5. The system of claim 4, wherein the number of overlapping regions comprises at least one and the number of black regions comprises at least one, the calibration module further to:

under the condition that a target overlapping area which does not meet the requirement of the overlapping area exists in at least one overlapping area according to the judging result, taking the vehicle-mounted camera which is associated with the target overlapping area in the at least two vehicle-mounted cameras as a target camera with an orientation angle to be calibrated;

and/or the number of the groups of groups,

And under the condition that the target black area which does not meet the black area requirement exists in the at least one black area according to the judging result, taking the vehicle-mounted camera which is associated with the target black area in the at least two vehicle-mounted cameras as a target camera with an orientation angle to be calibrated.

6. The system of claim 4, wherein the calibration module is specifically configured to:

Under the condition that a target camera with an orientation angle to be calibrated exists in the at least two vehicle-mounted cameras according to the judging result, calculating the calibration angle of the target camera based on the current orientation angle of the target camera and the first area and/or the second area;

Based on the calibration angle, a calibration instruction for calibrating the orientation angle of the target camera is generated and transmitted to the control module.

7. A system according to claim 3, characterized in that:

The control module is further used for controlling the reference camera in the at least two vehicle-mounted cameras to face 0 degree before the at least two vehicle-mounted cameras acquire the vehicle images;

The processor is further configured to determine, for each of the at least two vehicle-mounted cameras except for the reference camera, a yaw angle of the vehicle-mounted camera with respect to the reference camera, and take the yaw angle as a current orientation angle of the vehicle-mounted camera.

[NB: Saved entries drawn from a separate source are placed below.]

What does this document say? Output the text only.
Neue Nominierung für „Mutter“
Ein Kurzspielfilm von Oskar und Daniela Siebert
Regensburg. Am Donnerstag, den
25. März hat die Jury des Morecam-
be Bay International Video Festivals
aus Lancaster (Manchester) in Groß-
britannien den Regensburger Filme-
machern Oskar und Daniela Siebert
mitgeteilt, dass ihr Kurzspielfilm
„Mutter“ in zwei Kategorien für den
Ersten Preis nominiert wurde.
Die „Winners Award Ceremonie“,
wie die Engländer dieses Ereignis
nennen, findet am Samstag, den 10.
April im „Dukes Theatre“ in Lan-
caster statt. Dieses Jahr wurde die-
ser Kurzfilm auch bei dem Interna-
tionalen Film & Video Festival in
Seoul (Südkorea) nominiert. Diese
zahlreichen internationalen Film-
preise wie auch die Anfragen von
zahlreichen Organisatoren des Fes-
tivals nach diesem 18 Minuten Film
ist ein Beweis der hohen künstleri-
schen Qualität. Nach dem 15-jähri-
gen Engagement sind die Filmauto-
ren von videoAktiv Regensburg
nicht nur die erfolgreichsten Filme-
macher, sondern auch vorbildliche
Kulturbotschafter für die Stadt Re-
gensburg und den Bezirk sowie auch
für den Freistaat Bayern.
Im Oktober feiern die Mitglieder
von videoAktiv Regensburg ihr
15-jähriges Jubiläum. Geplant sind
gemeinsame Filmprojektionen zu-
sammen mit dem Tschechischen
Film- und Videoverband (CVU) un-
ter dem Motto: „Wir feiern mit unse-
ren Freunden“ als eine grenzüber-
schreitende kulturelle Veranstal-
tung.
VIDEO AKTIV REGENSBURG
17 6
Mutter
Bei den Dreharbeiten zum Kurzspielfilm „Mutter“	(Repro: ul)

8. The system according to claim 1, wherein the vehicle-mounted terminal is further integrated with a cradle head corresponding to the at least two vehicle-mounted cameras respectively, so as to mount the at least two vehicle-mounted cameras on the corresponding cradle heads respectively, and the control module is specifically configured to:

And receiving the calibration instruction, and controlling the rotation of a cradle head provided with the target camera based on the calibration instruction so as to calibrate the orientation angle of the target camera.

9. The system according to claim 1, wherein:

the calibration module is further configured to generate a calibration termination instruction when it is determined that the target camera does not exist in the at least two vehicle-mounted cameras according to the determination result;

The control module is further configured to terminate calibration of the orientation angles corresponding to the at least two vehicle-mounted cameras respectively based on the calibration termination instruction sent by the calibration module.

10. The system of claim 1, wherein the vehicle-mounted terminal further comprises a first transmission module, and the server further comprises a second transmission module:

The first transmission module is used for receiving the target driving image, uploading the target driving image to the second transmission module, receiving the calibration instruction issued by the second transmission module and sending the calibration instruction to the control module;

The second transmission module is configured to receive the target driving image uploaded by the first transmission module, transmit the target driving image to the judgment module, receive the calibration instruction sent by the calibration module, and send the calibration instruction to the first transmission module.